Some of the abductees worked for organizations that demonized Israel in order to portray their neighbors across the border as decent. One of these said when being abducted “I have friends in Gaza.” Another elderly person who had made it her life’s purpose to transport children from Gaza into Israel’s hospitals for medical care, was cruelly murdered with no regard to the acts of kindness she had performed.
Foreign ideology has seeped in like a poison into Israeli society, making it deny its fundamental identity and obligations. As it is, missionaries are causing havoc in Israel, taking advantage of the ignorance and frailty of a deeply traumatized populace in order to ensnare them into a way of thinking that guarantees their destruction. Intermarriage, likewise, has risen sharply, so that the average Jew now often chooses as a life partner someone who has no identification whatsoever with the holy mission decreed upon Jews.
How will we overcome these challenges and this turmoil?
I am a wall,
My breasts are like towers.
[Synagogues and places of learning, which nurture Israel with words of Torah.]
So I became in his eyes
As one who finds favor.
At the time when our holy texts tell us that our empowerment comes through our towers, that is our synagogues and our places of learning, the State of Israel has been riddled with strife in these two areas.
On Yom Kippur 2023, just before October 7, protestors thought it their right to tear apart public partitions of prayer that had been set up in Tel Aviv because they deemed them unsuitable to their way of thinking. Likewise, the Supreme Court of Israel ruled that yeshiva learning must be suspended for men of military age without qualifying it. These places of studies, as well as those who attend them, were to be threatened and penalized in various ways.

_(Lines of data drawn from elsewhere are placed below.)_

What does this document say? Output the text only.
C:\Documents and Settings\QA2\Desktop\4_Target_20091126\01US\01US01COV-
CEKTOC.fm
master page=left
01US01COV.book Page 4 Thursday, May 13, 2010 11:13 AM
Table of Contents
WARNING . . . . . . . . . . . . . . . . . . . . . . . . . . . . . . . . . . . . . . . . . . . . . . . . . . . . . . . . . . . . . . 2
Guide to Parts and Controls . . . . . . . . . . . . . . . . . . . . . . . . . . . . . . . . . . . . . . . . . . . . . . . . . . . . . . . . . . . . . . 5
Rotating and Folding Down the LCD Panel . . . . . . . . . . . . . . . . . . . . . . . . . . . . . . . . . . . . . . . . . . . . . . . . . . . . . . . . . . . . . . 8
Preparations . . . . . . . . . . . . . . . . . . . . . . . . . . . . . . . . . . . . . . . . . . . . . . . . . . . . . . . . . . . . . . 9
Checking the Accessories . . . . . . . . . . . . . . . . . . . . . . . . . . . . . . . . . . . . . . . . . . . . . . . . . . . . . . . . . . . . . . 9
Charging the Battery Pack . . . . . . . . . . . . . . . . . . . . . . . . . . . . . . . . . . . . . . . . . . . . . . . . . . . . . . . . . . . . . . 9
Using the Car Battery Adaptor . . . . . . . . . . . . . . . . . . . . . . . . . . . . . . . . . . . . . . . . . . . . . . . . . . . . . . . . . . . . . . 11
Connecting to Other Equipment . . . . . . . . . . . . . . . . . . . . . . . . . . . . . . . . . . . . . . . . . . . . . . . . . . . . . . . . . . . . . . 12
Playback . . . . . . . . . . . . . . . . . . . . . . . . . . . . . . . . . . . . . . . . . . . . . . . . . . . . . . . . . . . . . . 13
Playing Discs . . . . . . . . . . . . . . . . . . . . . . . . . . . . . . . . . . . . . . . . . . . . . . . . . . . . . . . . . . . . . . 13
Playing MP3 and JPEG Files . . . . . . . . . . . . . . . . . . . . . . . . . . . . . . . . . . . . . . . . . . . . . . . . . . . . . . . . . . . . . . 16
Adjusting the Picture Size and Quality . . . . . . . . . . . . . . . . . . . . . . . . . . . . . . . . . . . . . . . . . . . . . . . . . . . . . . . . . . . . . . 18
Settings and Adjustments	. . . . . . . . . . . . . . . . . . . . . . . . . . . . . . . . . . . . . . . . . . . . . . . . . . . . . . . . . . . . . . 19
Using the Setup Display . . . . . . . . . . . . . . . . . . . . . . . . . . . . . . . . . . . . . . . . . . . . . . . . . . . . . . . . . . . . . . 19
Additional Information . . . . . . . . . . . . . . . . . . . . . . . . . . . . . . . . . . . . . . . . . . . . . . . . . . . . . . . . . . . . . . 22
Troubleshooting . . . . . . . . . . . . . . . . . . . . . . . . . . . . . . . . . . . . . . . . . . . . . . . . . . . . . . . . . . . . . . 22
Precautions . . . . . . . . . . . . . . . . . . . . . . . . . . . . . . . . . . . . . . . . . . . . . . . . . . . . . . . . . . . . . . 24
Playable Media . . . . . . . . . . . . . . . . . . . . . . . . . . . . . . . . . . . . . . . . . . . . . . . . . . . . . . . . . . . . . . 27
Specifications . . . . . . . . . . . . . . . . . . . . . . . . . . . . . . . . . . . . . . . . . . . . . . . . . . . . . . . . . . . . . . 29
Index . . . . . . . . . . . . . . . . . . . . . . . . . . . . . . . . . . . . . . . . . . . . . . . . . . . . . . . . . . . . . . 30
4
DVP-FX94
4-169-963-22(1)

The Knesset and IDF are finally attempting to find a balance.
While there are many who feel strongly that all able bodied men must serve in Israel at a time of war, especially the current existential war, there is a need for provisions to replace or complement the loss to the learning that involves. Torah learning must be seen as an occupation that must be maintained to guarantee Israel's survival.
And now, so said the Lord, your Creator, O Jacob, and the One Who formed you, O Israel, Do not fear, for I have redeemed you, and I called by your name, you are Mine. When you pass through water, I am with you, and in rivers, they shall not overflow you; when you go amidst fire, you shall not be burnt, neither shall a flame burn amongst you.
(Isaiah 43:1-2)
May we be worthy of God’s protection!